Da die DIS eine Folge schwerer Traumatisierung ist, müssen die ausgebildeten Identitäten nicht in jedem Fall volle Persönlichkeiten sein. Es ist möglich, dass abgespaltene Anteile lediglich als Persönlichkeitsfragment vorhanden sind. Das Universum gebiert hingegen keine Fragmente von Lebewesen, sondern jedes Lebewesen erscheint als vollständige Einheit. Die Einheit des Individuums ermöglicht es dem Bewusstsein bei entsprechender Integrität der Bewusstheit, sich selbst bewusst zu werden. Das Individuum mit seiner imaginierten Persönlichkeit wird idealerweise als Zwischenschritt zur transzendenten Selbsterfahrung genutzt.
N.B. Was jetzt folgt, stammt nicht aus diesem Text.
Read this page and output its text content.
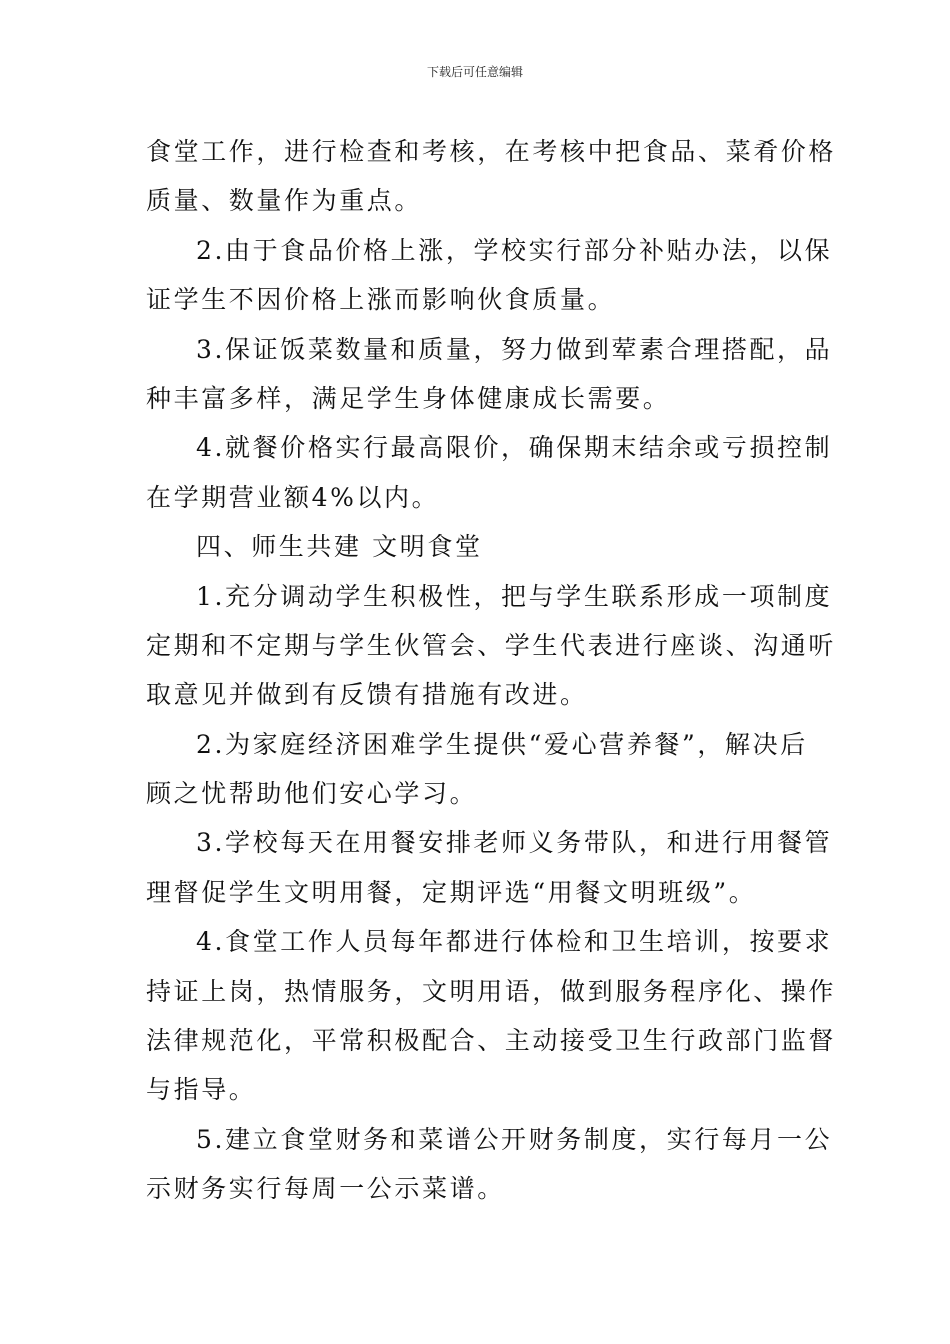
下载后可任意编辑
食堂工作，进行检查和考核，在考核中把食品、菜肴价格
质量、数量作为重点。
2.由于食品价格上涨，学校实行部分补贴办法，以保
证学生不因价格上涨而影响伙食质量。
3.保证饭菜数量和质量，努力做到荤素合理搭配，品
种丰富多样，满足学生身体健康成长需要。
4.就餐价格实行最高限价，确保期末结余或亏损控制
在学期营业额4%以内。
四、师生共建 文明食堂
1.充分调动学生积极性，把与学生联系形成一项制度
定期和不定期与学生伙管会、学生代表进行座谈、沟通听
取意见并做到有反馈有措施有改进。
2.为家庭经济困难学生提供“爱心营养餐”，解决后
顾之忧帮助他们安心学习。
3.学校每天在用餐安排老师义务带队，和进行用餐管
理督促学生文明用餐，定期评选“用餐文明班级”。
4.食堂工作人员每年都进行体检和卫生培训，按要求
持证上岗，热情服务，文明用语，做到服务程序化、操作
法律规范化，平常积极配合、主动接受卫生行政部门监督
与指导。
5.建立食堂财务和菜谱公开财务制度，实行每月一公
示财务实行每周一公示菜谱。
Die Individualisierung wäre damit ein Zwischenschritt des Erkenntnisprozesses der All-Einheit. Die Pluralisierung der DIS scheint dem entgegenzustehen, da sie desintegrale Konfusion mit sich bringt. Es ist bei Betroffenen einer ausgeprägten DIS möglich, dass stets neue unbekannte Persönlichkeiten in ihrem System auftauchen, was einer Transzendierung der Persönlichkeitsillusion besonders entgegensteht.
Es gibt allerdings einen berühmten Fall, der uns aufzeigt, warum Kastrups Analogie dennoch besonders gut ist: der des Amerikaners Billy Milligan. Milligans Körper beherbergte 23 Persönlichkeiten, die absolut unterschiedliche Verhaltensattribute aufwiesen und teilweise über Jahrzehnte nichts voneinander wussten. Sie sprachen unterschiedliche Dialekte und hatten unterschiedliche (teils sehr ausgeprägte) Begabungen und Bildungslevel sowie distinkte Lebensphilosophien. Die Kernpersönlichkeit Billy wurde nach einem Selbstmordversuch jahrelang von den anderen Persönlichkeiten stillgelegt und kam erst sieben Jahre später mit völliger Amnesie der vergangenen Jahre wieder an die Front. Im Laufe des therapeutischen Prozesses wurde allerdings noch eine 24. „Persönlichkeit“ aufgetan: „The teacher“. Es war keine separierte Persönlichkeit wie die anderen, sondern die Summe aller 23 zusammengesetzten Personen und erinnerte sich scheinbar vollständig an die Handlungen und Gedanken aller anderen Persönlichkeiten. Trotz der enormen schier unglaublichen psychischen Dissoziation existierte in Billy Milligan konstant eine Bewusstseinsdimension, die von jeglicher Fragmentation gänzlich unbetroffen war.